During his eight years in charge Derek McInnes has tried various strategies to beat Celtic, generally with little success and rarely when the stakes were high.
During most of that time, he and his team would have been licking their lips at the prospect of a trip to face this Celtic team.
With nearest rivals, Hibs and Livingston having earned points last month at a venue which also produced out-of-the-ordinary wins for St Mirren and Ross County, some of the more confident and adventurous Aberdeen sides of recent times would have circled this on the calendar for a statement victory.
For this team, however, it hardly looked a likely prospect, and never after the deadlock was broken.
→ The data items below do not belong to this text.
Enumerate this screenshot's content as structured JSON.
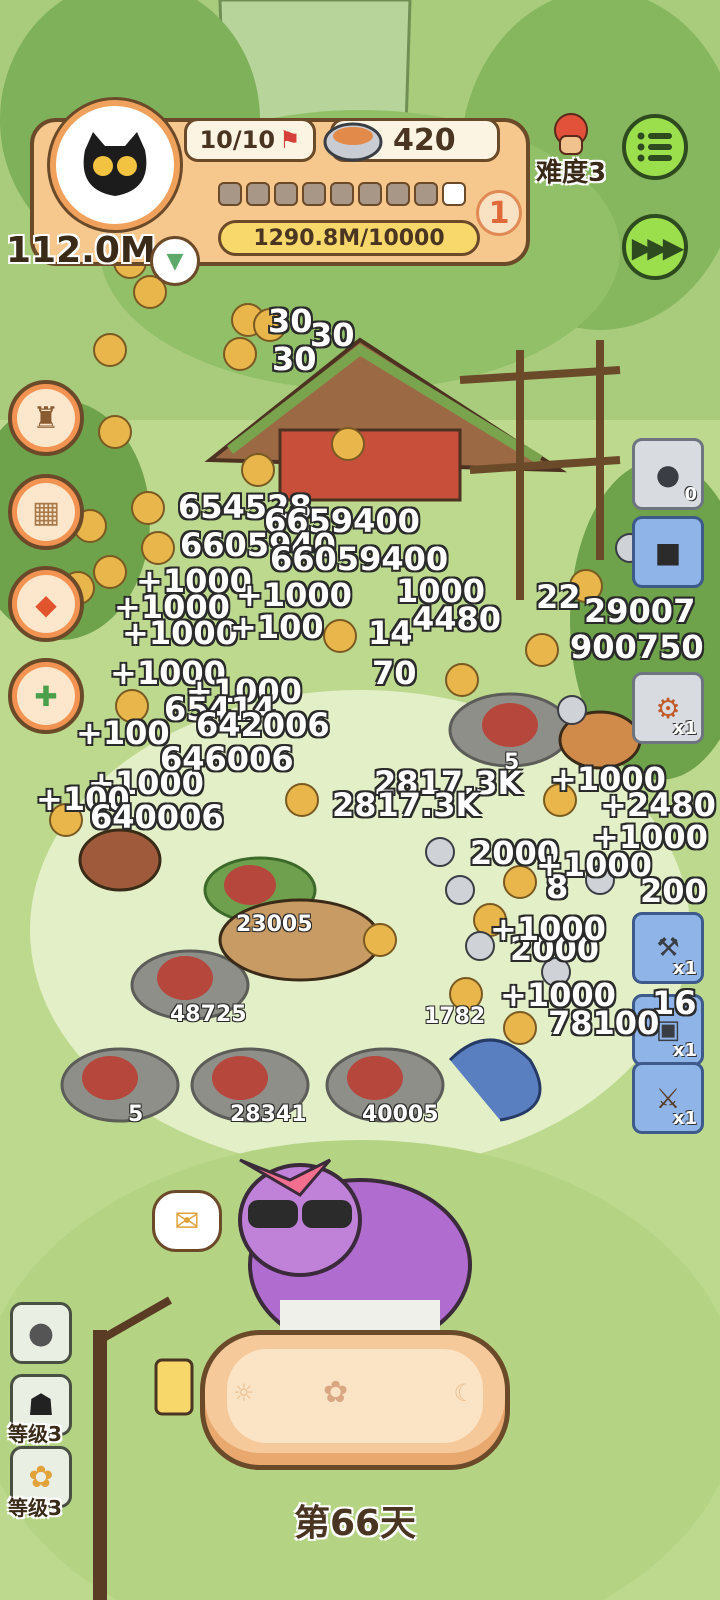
{
  "hud": {
    "population": "10/10",
    "food": "420",
    "xp": "1290.8M/10000",
    "level": "1",
    "money": "112.0M",
    "difficulty": "难度3",
    "progress_filled": 1,
    "progress_total": 9
  },
  "floating_numbers": [
    "30",
    "30",
    "30",
    "654528",
    "6659400",
    "6605940",
    "66059400",
    "+1000",
    "+1000",
    "+1000",
    "+1000",
    "+1000",
    "+1000",
    "+1000",
    "+1000",
    "+1000",
    "+100",
    "+100",
    "+100",
    "1000",
    "14",
    "4480",
    "22",
    "29007",
    "900750",
    "65414",
    "70",
    "642006",
    "646006",
    "640006",
    "2817.3K",
    "2817.3K",
    "+2480",
    "+1000",
    "2000",
    "200",
    "8",
    "2000",
    "+1000",
    "+1000",
    "16",
    "78100"
  ],
  "slab_values": [
    "23005",
    "48725",
    "5",
    "28341",
    "40005",
    "5",
    "1782"
  ],
  "right_cards": [
    {
      "icon": "paw-coins-icon",
      "count": "0"
    },
    {
      "icon": "ribbon-box-icon",
      "count": ""
    },
    {
      "icon": "trap-device-icon",
      "count": "x1"
    },
    {
      "icon": "gear-tool-icon",
      "count": "x1"
    },
    {
      "icon": "food-pack-icon",
      "count": "x1"
    },
    {
      "icon": "axe-icon",
      "count": "x1"
    }
  ],
  "bottom_left": {
    "level_label_1": "等级3",
    "level_label_2": "等级3"
  },
  "day_label": "第66天"
}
Celtic were no great shakes – the seven goals they have scored in six home matches this year is a number they would once have looked to accumulate in this 90 minutes alone – but like all the Dons’ previous five opponents they could be fairly comfortable that one strike of their own would suffice.
There could be no more wistful commentary on Aberdeen’s attacking paucity than that their desperate final fling to avoid six straight ducks was led by their goalkeeper, sent up for the set piece. Joe Lewis fared no better or worse than his outfield team-mates have since mid-January, and so history was made.
This is not the result or the performance which will symbolise a season of unacceptable stasis – to be blunt, they were little different from the Parkhead norm – but it is nonetheless poignant that the dearth for which it will be remembered exposed new depths at the very place where a more momentous drought ended.
Scarcely have those heady days of 2014 felt further away than they do now.